Denn am 15. März, dem zweiten Super Tuesday, wird unter anderem in Florida und Ohio gewählt. Dort gilt, anders als in Texas oder Georgia, das Alles-oder-Nichts-Prinzip (the winner takes it all). Derjenige Kandidat, der dort die Mehrheit gewinnt, erhält sämtliche Delegiertenstimmen. Wenn Trump auch dort siegt, wäre das ein Worst-Case-Szenario für die Republikanische Partei.

US-Wahl 2016: Kandidaten

Hillary Clinton (Demokraten)

Hillary Clinton

2008 unterlag sie Barack Obama in den innerparteilichen Vorwahlen. Der machte sie später zur Außenministerin. Diesmal gilt die Ehefrau von Ex-Präsident Bill Clinton als große Favoritin bei den Demokraten - auch wenn ihr Kontrahent Bernie Sanders ihr mehr zu schaffen macht, als ihr lieb sein kann. Clinton hat als einzige Bewerberin überhaupt ein politisches Profil im Ausland. Sie steht für eine Fortsetzung der Außenpolitik Obamas, einen härteren Kurs gegen die Waffenlobby und soziale Erleichterungen für Familien.

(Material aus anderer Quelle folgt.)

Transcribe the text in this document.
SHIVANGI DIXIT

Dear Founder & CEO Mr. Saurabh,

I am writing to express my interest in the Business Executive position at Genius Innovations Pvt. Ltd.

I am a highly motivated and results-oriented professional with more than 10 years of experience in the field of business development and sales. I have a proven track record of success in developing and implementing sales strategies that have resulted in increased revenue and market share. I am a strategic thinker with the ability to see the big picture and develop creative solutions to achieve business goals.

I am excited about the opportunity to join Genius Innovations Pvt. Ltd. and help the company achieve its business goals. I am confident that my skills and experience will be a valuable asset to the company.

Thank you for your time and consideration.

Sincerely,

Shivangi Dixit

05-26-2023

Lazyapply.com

Bernie Sanders (Demokraten)

Bernie Sanders

Der 74-Jährige ist der erfahrenste Parlamentarier im Rennen um das Präsidentenamt, 1990 wurde er erstmals ins Abgeordnetenhaus gewählt. Seit 2006 ist er Senator für den Staat Vermont. Sanders bezeichnet sich selbst als "demokratischer Sozialist" und wurde lange als krasser Außenseiter erachtet. Doch wenn er vor Tausenden Studenten spricht, bebt die Arena, Sanders verbreitet ungewöhnlich viel Energie. Er steht für eine liberalere Drogenpolitik, vor allem eine deutlich striktere Regulierung von Banken und Finanzmärkten.

Donald Trump (Republikaner)

Donald Trump

Er wirft mit reißerischen Parolen um sich und beherrscht damit nicht nur die Schlagzeilen, sondern auch die Umfragen. Ein politisches Amt bekleidete der Immobilienunternehmer noch nie, ist aber als Parteispender in Erscheinung getreten. Er unterstützte sowohl Republikaner als auch Demokraten. Im Jahr 2000 hatte er sich für die inzwischen unbedeutende Reform-Party schon einmal zur Wahl gestellt. Der in New York lebende Investor hat fünf Kinder aus drei Ehen. Er holzt vor allem gegen Migranten aus Mexiko und will eine Mauer zwischen beiden Ländern bauen.